Our server was not only a walking example of grace under pressure; she was quite knowledgeable about the menu as well. She recommended that we order from the section of the menu devoted to Malaysian cuisine and helped each person at the table sift through choices.
Lamb Curry ($18.95) turned out to be an excellent choice. Offered as a special, the savory and earthy curry turned out to be one of the best dishes we sampled. It was served in a large earthen bowl over an open flame, and we were impressed with the dramatic flare. Personally, I'm not a big fan of open fire on the table, especially when dining with younger or simply more impulsive guests. Beyond the unpredictability factor, I find that the flame often scorches the dish or overcooks the food before it can be consumed. We were surprised, then, when the waiter returned to remove the merrily bubbling curry from the flame and place it in a cloth-lined basket. The basket kept the curry warm, and, blessedly, the sterno was gone. Nothing quite repulses like the wafting smell of sterno. The attention to these small details was appreciated, and certainly added to the meal's comforting allure.

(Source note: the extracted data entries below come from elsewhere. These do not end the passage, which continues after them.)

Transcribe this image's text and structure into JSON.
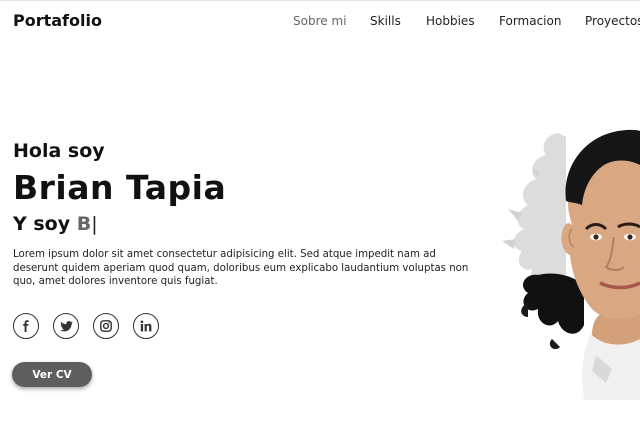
{
  "header": {
    "logo": "Portafolio",
    "nav": [
      {
        "label": "Sobre mi",
        "active": true
      },
      {
        "label": "Skills",
        "active": false
      },
      {
        "label": "Hobbies",
        "active": false
      },
      {
        "label": "Formacion",
        "active": false
      },
      {
        "label": "Proyectos",
        "active": false
      }
    ]
  },
  "hero": {
    "greeting": "Hola soy",
    "name": "Brian Tapia",
    "role_prefix": "Y soy",
    "role_typed": "B",
    "cursor": "|",
    "description": "Lorem ipsum dolor sit amet consectetur adipisicing elit. Sed atque impedit nam ad deserunt quidem aperiam quod quam, doloribus eum explicabo laudantium voluptas non quo, amet dolores inventore quis fugiat."
  },
  "socials": [
    {
      "icon": "facebook-icon"
    },
    {
      "icon": "twitter-icon"
    },
    {
      "icon": "instagram-icon"
    },
    {
      "icon": "linkedin-icon"
    }
  ],
  "cta": {
    "label": "Ver CV"
  },
  "colors": {
    "accent": "#5e5e5e",
    "text": "#111111",
    "typed": "#666666"
  }
}
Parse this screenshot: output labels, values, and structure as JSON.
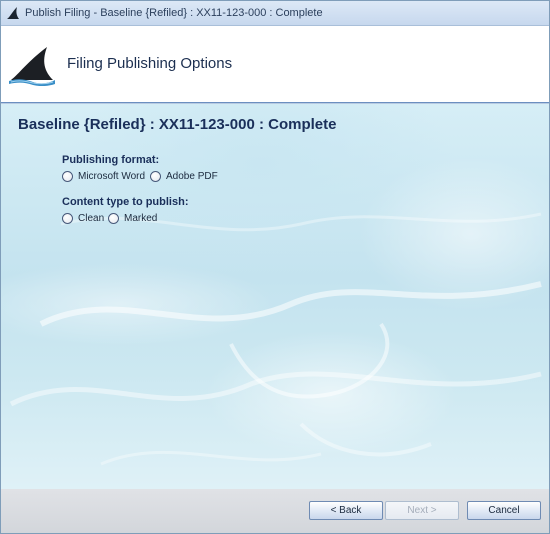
{
  "window": {
    "title": "Publish Filing - Baseline {Refiled} : XX11-123-000 : Complete"
  },
  "header": {
    "title": "Filing Publishing Options",
    "logo_icon": "shark-fin-icon"
  },
  "main": {
    "heading": "Baseline {Refiled} : XX11-123-000 : Complete",
    "publishing_format": {
      "label": "Publishing format:",
      "options": [
        {
          "label": "Microsoft Word",
          "selected": false
        },
        {
          "label": "Adobe PDF",
          "selected": false
        }
      ]
    },
    "content_type": {
      "label": "Content type to publish:",
      "options": [
        {
          "label": "Clean",
          "selected": false
        },
        {
          "label": "Marked",
          "selected": false
        }
      ]
    }
  },
  "footer": {
    "back_label": "< Back",
    "next_label": "Next >",
    "next_enabled": false,
    "cancel_label": "Cancel"
  },
  "colors": {
    "heading": "#1a2f5a",
    "header_separator": "#6b8fc0",
    "content_background": "#c4e3ef"
  }
}
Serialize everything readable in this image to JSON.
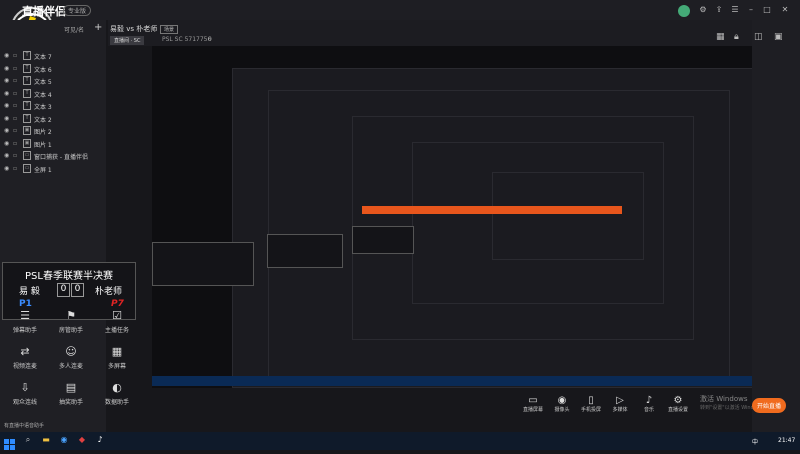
{
  "app": {
    "name": "直播伴侣",
    "version_badge": "专业版"
  },
  "layers_panel": {
    "title": "可见/名",
    "add": "+",
    "items": [
      {
        "label": "文本 7",
        "type": "T"
      },
      {
        "label": "文本 6",
        "type": "T"
      },
      {
        "label": "文本 5",
        "type": "T"
      },
      {
        "label": "文本 4",
        "type": "T"
      },
      {
        "label": "文本 3",
        "type": "T"
      },
      {
        "label": "文本 2",
        "type": "T"
      },
      {
        "label": "图片 2",
        "type": "▣"
      },
      {
        "label": "图片 1",
        "type": "▣"
      },
      {
        "label": "窗口捕获 - 直播伴侣",
        "type": "▭"
      },
      {
        "label": "全屏 1",
        "type": "▭"
      }
    ]
  },
  "scoreboard": {
    "title": "PSL春季联赛半决赛",
    "player1": "易 毅",
    "player2": "朴老师",
    "score1": "0",
    "score2": "0",
    "p1_tag": "P1",
    "p2_tag": "P7"
  },
  "functions": [
    {
      "label": "弹幕助手",
      "icon": "☰"
    },
    {
      "label": "房管助手",
      "icon": "⚑"
    },
    {
      "label": "主播任务",
      "icon": "☑"
    },
    {
      "label": "视频连麦",
      "icon": "⇄"
    },
    {
      "label": "多人连麦",
      "icon": "☺"
    },
    {
      "label": "多屏幕",
      "icon": "▦"
    },
    {
      "label": "观众连线",
      "icon": "⇩"
    },
    {
      "label": "抽奖助手",
      "icon": "▤"
    },
    {
      "label": "数据助手",
      "icon": "◐"
    }
  ],
  "header": {
    "scene_title": "易毅 vs 朴老师",
    "scene_badge": "场景",
    "room_button": "直播间 · SC",
    "psl_code": "PSL SC 5717756",
    "viewers": "0"
  },
  "bottom_toolbar": [
    {
      "label": "直播屏幕",
      "icon": "▭"
    },
    {
      "label": "摄像头",
      "icon": "◉"
    },
    {
      "label": "手机投屏",
      "icon": "▯"
    },
    {
      "label": "多媒体",
      "icon": "▷"
    },
    {
      "label": "音乐",
      "icon": "♪"
    },
    {
      "label": "直播设置",
      "icon": "⚙"
    }
  ],
  "start_live": "开始直播",
  "windows_activation": {
    "line1": "激活 Windows",
    "line2": "转到\"设置\"以激活 Windows。"
  },
  "notification": "有直播中语音助手",
  "taskbar": {
    "time": "21:47",
    "lang": "中"
  }
}
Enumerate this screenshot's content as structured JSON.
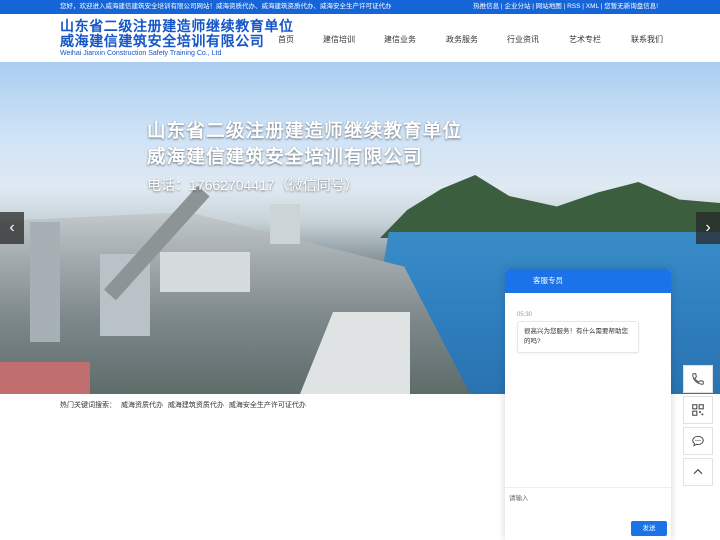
{
  "topbar": {
    "welcome": "您好，欢迎进入威海建信建筑安全培训有限公司网站！威海资质代办、威海建筑资质代办、威海安全生产许可证代办",
    "links": [
      "热推信息",
      "企业分站",
      "网站地图",
      "RSS",
      "XML",
      "您暂无新询盘信息!"
    ]
  },
  "logo": {
    "line1": "山东省二级注册建造师继续教育单位",
    "line2": "威海建信建筑安全培训有限公司",
    "line3": "Weihai Jianxin Construction Safety Training Co., Ltd"
  },
  "nav": {
    "items": [
      {
        "label": "首页"
      },
      {
        "label": "建信培训"
      },
      {
        "label": "建信业务"
      },
      {
        "label": "政务服务"
      },
      {
        "label": "行业资讯"
      },
      {
        "label": "艺术专栏"
      },
      {
        "label": "联系我们"
      }
    ]
  },
  "banner": {
    "headline1": "山东省二级注册建造师继续教育单位",
    "headline2": "威海建信建筑安全培训有限公司",
    "phone": "电话：17662704417（微信同号）",
    "prev": "‹",
    "next": "›"
  },
  "keywords": {
    "label": "热门关键词搜索：",
    "items": [
      "威海资质代办",
      "威海建筑资质代办",
      "威海安全生产许可证代办"
    ]
  },
  "chat": {
    "title": "客服专员",
    "time": "05:30",
    "message": "很高兴为您服务！有什么需要帮助您的吗?",
    "input_placeholder": "请输入",
    "send": "发送"
  },
  "side_tools": [
    "phone-icon",
    "qrcode-icon",
    "message-icon",
    "back-to-top-icon"
  ],
  "colors": {
    "brand": "#1565d8",
    "accent": "#1a73e8"
  }
}
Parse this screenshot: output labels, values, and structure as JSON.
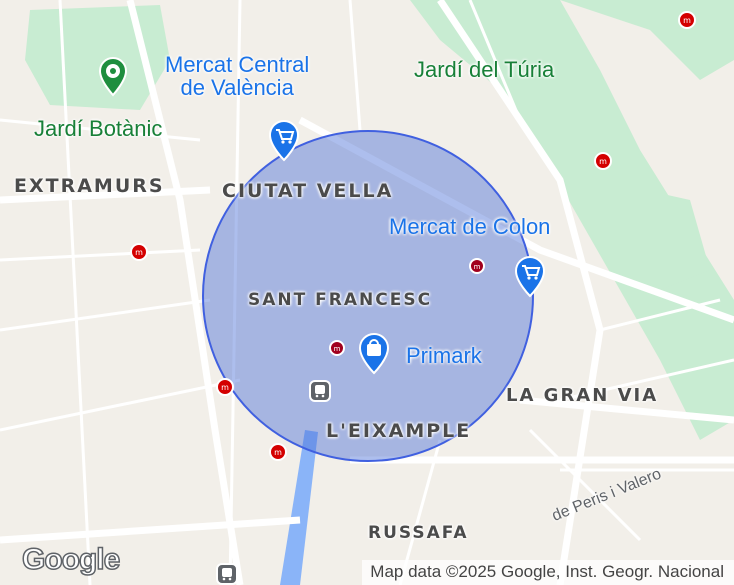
{
  "map": {
    "type": "road-map",
    "districts": [
      "EXTRAMURS",
      "CIUTAT VELLA",
      "SANT FRANCESC",
      "L'EIXAMPLE",
      "LA GRAN VIA",
      "RUSSAFA"
    ],
    "places": {
      "mercat_central": "Mercat Central\nde València",
      "jardi_turia": "Jardí del Túria",
      "jardi_botanic": "Jardí Botànic",
      "mercat_colon": "Mercat de Colon",
      "primark": "Primark"
    },
    "street": "de Peris i Valero",
    "radius_overlay": {
      "fill": "#4a6fd8",
      "stroke": "#4060e0",
      "opacity": 0.45
    },
    "icons": [
      "shopping-cart-icon",
      "shopping-bag-icon",
      "metro-station-icon",
      "train-station-icon",
      "garden-icon"
    ]
  },
  "footer": {
    "logo": "Google",
    "attribution": "Map data ©2025 Google, Inst. Geogr. Nacional"
  },
  "colors": {
    "accent": "#1a73e8",
    "metro": "#d40000",
    "park": "#c8ecd2",
    "water": "#8ab4f8"
  }
}
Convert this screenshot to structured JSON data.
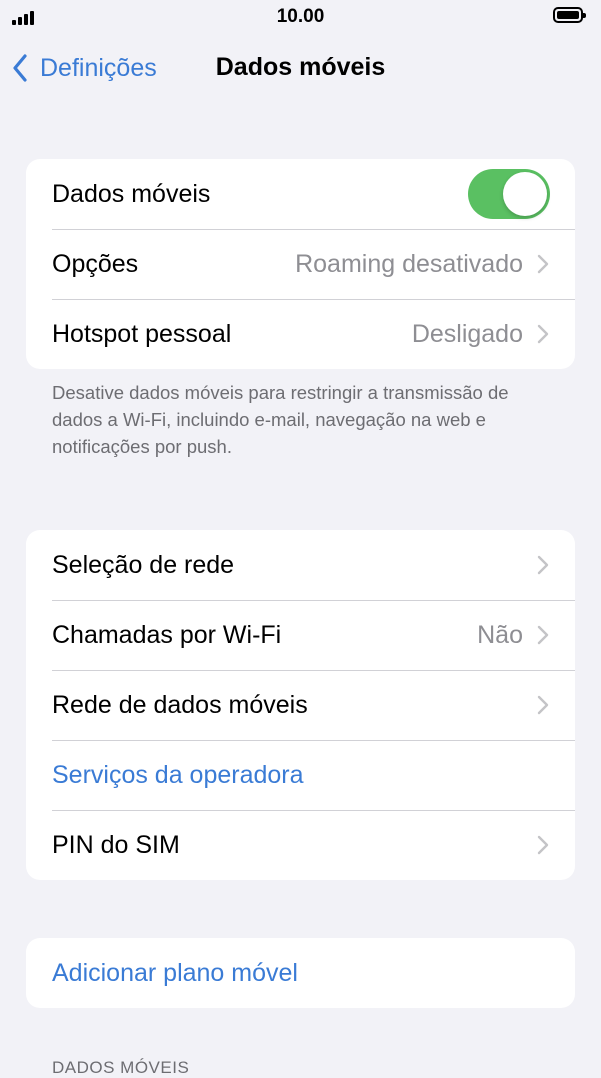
{
  "status": {
    "time": "10.00"
  },
  "nav": {
    "back_label": "Definições",
    "title": "Dados móveis"
  },
  "group1": {
    "mobile_data": {
      "label": "Dados móveis",
      "toggle_on": true
    },
    "options": {
      "label": "Opções",
      "value": "Roaming desativado"
    },
    "hotspot": {
      "label": "Hotspot pessoal",
      "value": "Desligado"
    }
  },
  "footer_note": "Desative dados móveis para restringir a transmissão de dados a Wi-Fi, incluindo e-mail, navegação na web e notificações por push.",
  "group2": {
    "network_selection": {
      "label": "Seleção de rede"
    },
    "wifi_calling": {
      "label": "Chamadas por Wi-Fi",
      "value": "Não"
    },
    "mobile_data_network": {
      "label": "Rede de dados móveis"
    },
    "carrier_services": {
      "label": "Serviços da operadora"
    },
    "sim_pin": {
      "label": "PIN do SIM"
    }
  },
  "group3": {
    "add_plan": {
      "label": "Adicionar plano móvel"
    }
  },
  "section_header": "DADOS MÓVEIS",
  "colors": {
    "accent": "#3a7bd5",
    "toggle_on": "#5ac062",
    "background": "#f2f2f7"
  }
}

And the lamb curry was certainly appealing. Savory and earthy, the lamb had been simmered until tender. Bright bursts of snow pea, creamy golden potato and roasted eggplant carried the lamb's tender smoky flavor. This was a rich dish, to be sure, but the combination of flavors marked it a clear winner.
The Shrimp Lemak ($14.95) was voted a close tie. Lemak is a traditional dish reminiscent of a Thai curry. Lemon grass, turmeric and coconut create a creamy sauce studded with golden potatoes, pineapple chunks and tomatoes. You can have the kitchen turn this out as spicy as you please. The sweet and savory flavors carry the heat well, and the kitchen also has a judicious hand when it comes to breathing life into the food without scorching the mouth.
The Rojak ($12.95) is an interesting salad. Fresh bean sprouts, shredded cucumber, jicama and lettuce are tossed with a tangy peanut sauce, garnished with fried tofu, sliced potato and shrimp. Some elements are hot, while others are chilled. Timing is crucial to the preparation and service of this dish since the hot with the cold, the spicy with the cool, the savory with the sweet is what should entice the diner. In this case, the temperatures weren't quite right, and the salad tasted mostly tepid. But the flavors were bright and appealing.
If you are short on time and want to sample several dishes on one plate, then the Nasi Lemaka ($10.95) is a solid find. Served with coconut rice, the plate offers a spoonful of Beef Rendang, chunks of beef cooked in a light coconut sauce,; Sambal Shrimp, an incendiary and delightful chili paste served with a hardboiled egg; and a cooling spoonful of the pickled achar. This plate offers up a nice balance of the flavors and seasonings that make dining at Seri Melaka so much fun.
Even after plates had been cleared and leftovers packed up, we found ourselves wanting to stay and enjoy the evening. Several simple desserts were available. And though we dutifully tried the green tea ice cream and the curiously strange Bu Bur Cha Cha, a variation on tapioca pudding that defies categorization, it was the red bean ice cream that brought the loudest moans of delight. Creamy in texture, simple in flavor, slightly aromatic, oddly comforting, the red bean ice cream put the perfect cooling touch on an otherwise sumptuous and highly spicy meal.
Despite the current political climate of uncertainty, there are many small blessings to be found in Seri Melaka's diverse menu. Not the least of them is the comfort in indulging in a cuisine that celebrates diversity in the truest of fashions, with a stylish homage to that which survives.